The Fano Maritime and Costume Museum, located in an old villa in Nordby that once housed a shipping line association, displays model ships and the islanders' traditional garb. The past reawakens during the Fanniker Days in July, when many women don the old costumes. The dark dresses are festive, and the bonnets are adorned with large, colourful ribbons.
Fano was once impoverished and belonged to the Danish king. Its inhabitants were fishermen or worked the poor soil as tenant farmers. In 1741, the islanders pulled off a major coup after the king put the island up for auction. Fearing that it would fall into the hands of a notorious large landowner, the islanders pooled their savings, bribed the auctioneer, and succeeded in buying their homeland.
As the island's owners, they also acquired shipping and trading rights. Beginning around 1800, Fano saw a strong economic upswing. It boasted Denmark's second-largest merchant fleet in the 19th century. Hundreds of ships were built there. The construction of the steamship port in Esbjerg finally ended Fano's significance.

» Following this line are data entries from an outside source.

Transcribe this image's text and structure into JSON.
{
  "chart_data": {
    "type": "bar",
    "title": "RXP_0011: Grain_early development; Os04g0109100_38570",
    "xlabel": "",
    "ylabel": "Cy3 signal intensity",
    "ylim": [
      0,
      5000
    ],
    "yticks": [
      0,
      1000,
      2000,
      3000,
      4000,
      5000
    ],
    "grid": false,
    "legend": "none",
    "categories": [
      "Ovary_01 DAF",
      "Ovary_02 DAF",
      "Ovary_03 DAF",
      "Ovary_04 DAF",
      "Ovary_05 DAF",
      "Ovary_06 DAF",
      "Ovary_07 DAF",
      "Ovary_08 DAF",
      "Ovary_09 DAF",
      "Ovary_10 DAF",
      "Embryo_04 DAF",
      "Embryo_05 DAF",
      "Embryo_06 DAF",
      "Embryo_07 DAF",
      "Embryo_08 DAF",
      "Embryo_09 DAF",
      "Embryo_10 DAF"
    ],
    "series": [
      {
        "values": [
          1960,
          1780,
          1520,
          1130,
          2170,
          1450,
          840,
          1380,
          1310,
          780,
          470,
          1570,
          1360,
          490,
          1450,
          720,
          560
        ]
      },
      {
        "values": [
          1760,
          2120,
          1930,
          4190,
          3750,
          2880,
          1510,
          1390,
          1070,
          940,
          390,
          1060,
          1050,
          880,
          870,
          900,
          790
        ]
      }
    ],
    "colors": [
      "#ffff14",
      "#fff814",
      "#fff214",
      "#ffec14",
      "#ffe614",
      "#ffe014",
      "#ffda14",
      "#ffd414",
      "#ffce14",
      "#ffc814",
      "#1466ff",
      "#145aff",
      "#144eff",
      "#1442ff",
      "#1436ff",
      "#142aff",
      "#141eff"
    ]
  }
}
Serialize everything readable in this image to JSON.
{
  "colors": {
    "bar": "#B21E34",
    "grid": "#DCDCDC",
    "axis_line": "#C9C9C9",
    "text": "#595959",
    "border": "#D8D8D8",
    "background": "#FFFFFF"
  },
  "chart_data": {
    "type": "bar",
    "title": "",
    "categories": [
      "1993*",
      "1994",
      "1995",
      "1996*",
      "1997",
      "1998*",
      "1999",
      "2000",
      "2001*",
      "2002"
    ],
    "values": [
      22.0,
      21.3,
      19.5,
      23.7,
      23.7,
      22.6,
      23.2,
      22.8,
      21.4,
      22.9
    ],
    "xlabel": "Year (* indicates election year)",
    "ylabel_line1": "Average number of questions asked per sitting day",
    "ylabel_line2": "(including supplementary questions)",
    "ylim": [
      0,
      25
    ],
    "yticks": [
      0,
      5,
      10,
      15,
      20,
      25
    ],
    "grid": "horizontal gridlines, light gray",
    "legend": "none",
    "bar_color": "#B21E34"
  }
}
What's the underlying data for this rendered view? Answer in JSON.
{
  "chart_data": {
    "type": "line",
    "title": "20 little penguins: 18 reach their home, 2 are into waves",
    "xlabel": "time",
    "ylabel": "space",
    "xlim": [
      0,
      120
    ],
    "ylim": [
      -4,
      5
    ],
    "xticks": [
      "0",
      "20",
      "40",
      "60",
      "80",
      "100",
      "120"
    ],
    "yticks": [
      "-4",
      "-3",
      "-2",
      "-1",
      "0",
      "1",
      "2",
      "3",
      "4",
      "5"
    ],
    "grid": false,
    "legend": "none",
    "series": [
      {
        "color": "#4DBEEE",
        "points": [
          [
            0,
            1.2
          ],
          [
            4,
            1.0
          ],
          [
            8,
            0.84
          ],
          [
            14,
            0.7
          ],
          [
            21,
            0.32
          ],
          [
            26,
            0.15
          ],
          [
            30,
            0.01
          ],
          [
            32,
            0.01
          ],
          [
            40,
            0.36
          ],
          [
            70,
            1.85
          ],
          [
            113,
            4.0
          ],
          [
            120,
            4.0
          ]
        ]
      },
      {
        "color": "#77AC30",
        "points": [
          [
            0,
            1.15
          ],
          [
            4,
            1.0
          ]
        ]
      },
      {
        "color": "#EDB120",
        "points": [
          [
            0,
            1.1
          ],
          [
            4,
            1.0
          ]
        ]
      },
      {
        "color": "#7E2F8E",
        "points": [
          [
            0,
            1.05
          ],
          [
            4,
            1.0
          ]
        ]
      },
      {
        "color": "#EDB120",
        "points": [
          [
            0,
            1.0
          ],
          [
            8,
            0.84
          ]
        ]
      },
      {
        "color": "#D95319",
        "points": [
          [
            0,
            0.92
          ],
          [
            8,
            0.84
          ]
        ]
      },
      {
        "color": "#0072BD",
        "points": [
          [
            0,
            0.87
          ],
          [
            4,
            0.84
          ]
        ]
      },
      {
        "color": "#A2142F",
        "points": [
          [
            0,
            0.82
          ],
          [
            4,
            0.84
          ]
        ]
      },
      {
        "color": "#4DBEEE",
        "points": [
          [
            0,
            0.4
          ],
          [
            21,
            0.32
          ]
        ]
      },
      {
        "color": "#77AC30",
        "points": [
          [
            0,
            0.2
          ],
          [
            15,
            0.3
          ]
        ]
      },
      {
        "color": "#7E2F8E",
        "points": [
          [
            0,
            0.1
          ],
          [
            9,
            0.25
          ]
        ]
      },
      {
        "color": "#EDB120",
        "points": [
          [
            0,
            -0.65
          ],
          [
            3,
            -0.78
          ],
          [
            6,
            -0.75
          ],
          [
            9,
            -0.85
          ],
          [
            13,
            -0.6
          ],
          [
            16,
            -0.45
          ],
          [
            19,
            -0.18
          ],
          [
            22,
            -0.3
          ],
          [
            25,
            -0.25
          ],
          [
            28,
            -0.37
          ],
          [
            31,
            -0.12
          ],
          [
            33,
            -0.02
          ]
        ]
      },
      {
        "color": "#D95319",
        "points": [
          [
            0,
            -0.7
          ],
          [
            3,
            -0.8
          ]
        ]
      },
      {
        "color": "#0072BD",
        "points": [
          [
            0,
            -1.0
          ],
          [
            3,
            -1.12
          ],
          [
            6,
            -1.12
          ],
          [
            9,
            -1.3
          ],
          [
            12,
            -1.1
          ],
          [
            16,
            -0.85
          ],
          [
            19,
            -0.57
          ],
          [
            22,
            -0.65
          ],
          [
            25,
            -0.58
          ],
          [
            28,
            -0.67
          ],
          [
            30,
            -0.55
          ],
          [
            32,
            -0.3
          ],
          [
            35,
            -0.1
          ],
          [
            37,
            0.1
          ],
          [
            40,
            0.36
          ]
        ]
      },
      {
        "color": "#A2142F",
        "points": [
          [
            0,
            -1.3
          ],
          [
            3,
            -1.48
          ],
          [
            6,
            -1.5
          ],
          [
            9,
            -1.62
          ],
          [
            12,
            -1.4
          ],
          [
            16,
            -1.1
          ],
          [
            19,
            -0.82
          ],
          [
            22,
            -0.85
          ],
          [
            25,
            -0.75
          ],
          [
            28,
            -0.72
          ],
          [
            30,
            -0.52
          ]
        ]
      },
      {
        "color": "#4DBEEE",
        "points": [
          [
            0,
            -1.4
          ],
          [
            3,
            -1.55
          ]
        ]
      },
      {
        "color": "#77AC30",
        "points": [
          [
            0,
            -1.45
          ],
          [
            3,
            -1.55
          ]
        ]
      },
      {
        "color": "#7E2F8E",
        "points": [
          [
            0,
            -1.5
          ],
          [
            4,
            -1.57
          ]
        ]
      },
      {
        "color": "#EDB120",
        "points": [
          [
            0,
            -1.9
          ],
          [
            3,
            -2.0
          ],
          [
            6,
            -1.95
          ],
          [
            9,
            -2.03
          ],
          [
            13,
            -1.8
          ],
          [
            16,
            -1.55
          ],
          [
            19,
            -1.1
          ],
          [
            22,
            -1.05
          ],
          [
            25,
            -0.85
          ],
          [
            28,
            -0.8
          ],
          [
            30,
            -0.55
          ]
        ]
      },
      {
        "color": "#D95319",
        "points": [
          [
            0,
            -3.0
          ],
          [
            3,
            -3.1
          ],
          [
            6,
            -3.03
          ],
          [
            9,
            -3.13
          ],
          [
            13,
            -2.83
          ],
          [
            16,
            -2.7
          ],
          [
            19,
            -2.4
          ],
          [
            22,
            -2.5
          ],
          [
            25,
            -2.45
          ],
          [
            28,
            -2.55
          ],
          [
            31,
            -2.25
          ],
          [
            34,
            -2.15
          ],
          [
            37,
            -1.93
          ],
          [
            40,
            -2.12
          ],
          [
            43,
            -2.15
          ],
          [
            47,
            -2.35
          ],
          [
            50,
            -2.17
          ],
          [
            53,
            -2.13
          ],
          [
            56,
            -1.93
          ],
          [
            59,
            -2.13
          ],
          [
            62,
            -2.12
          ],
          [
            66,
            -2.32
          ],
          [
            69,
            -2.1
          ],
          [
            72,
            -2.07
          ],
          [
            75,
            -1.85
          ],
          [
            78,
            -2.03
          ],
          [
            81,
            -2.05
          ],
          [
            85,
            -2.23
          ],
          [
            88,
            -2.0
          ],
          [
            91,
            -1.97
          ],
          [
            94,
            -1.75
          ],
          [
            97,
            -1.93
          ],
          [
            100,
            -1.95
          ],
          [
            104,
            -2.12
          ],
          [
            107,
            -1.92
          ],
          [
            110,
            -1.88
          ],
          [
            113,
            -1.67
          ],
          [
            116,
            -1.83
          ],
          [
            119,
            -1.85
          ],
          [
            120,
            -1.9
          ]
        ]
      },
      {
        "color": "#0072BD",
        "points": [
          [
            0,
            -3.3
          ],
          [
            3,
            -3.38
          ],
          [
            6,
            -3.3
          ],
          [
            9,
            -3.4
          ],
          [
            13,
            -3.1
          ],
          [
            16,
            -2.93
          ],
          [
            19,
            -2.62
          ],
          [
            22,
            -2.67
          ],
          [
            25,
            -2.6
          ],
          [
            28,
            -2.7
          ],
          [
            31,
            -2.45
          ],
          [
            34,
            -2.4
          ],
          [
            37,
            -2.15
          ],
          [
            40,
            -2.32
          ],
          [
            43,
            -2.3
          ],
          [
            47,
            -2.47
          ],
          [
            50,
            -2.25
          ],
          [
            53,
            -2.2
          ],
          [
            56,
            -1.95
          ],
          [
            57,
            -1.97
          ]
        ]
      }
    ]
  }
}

The island's era of prosperity shines brightest in Sonderho, whose old windmill is visible from afar. Many of the town's buildings have been listed for preservation. Walking along the narrow paths between thatched cottages with lime-washed walls of pink and yellow, visitors quickly get the feeling that they have been transported a century or two back in time.
Lovely little gardens surround the crooked houses, whose gates are often decorated with a figurehead or other maritime ornament. More than a dozen ship models in Sonderho's church attest Fano's era of prominence, when its men sailed the world's seas. There is even a fully furnished house from that era: Hannes Hus.
The modern age begins in the southern part of town. Numerous holiday homes are nestled in the dunes, some modelled on traditional farmers' cottages, others simply bungalows. The beach in the south is rougher and more picturesque than the wide one in the north-west. Amber collectors, their eyes peeled, wander past high dunes. Children play in small, half-buried bunkers, remnants of Hitler's 'Atlantic Wall.'
People who want to go for a swim head to Fano Bad, in the western part of the island. Organized bathing began there around 1870. Twenty years later, fashionable villas were built for visitors from Hamburg, Vienna and St Petersburg. That era ended with the outbreak of World War I, and the turreted hotels fell into a long, deep sleep.
A new hotel was not built until the 1970s. The unsightly block has remained one of a kind, though, because visitors to Fano normally live in a holiday house. The island is now dotted with more than 2,500 such houses, which generally rent for 500 to 1,000 euros (784 to 1,568 dollars) per week during the high season.
The busiest month on the island is June, when the Fano International Kite Festival is held. Some 5,000 kite fliers, as well as numerous spectators, come for the colourful annual event, which starts this year on June 19. For four days, the skies over Fano will belong to kites of many shapes and sizes: inflatable seals and giant salamanders, parasols, and balloons, to name a few.
Visitors not interested in such spectacles can retreat to tranquil areas. A particular gem is the Klitplantage or 'dune plantation.' Covering approximately 1,000 hectares in the centre of the island, the plantings in the meagre soil were begun in 1892 to stop the wind- borne sand. Narrow paths wind through a landscape of gnarled mountain pine as well as birch, beech and oak trees. Hikers can forget for a moment that they are on an island.
Adjoining the plantation to the east is a wildlife reserve enclosing two duck decoys. The islanders used to bag migrating eider and brent geese at these artificial resting places. Today the practice is prohibited, of course. The bog blueberries there may be picked, however.
Bird watchers can enjoy themselves at Gronningen, in northern Fano, an extensive meadowland once used by the island's farmers as pasture for their cows. The area is now a favourite place of peewits, common redshanks, plovers, curlews, and even peregrine falcons.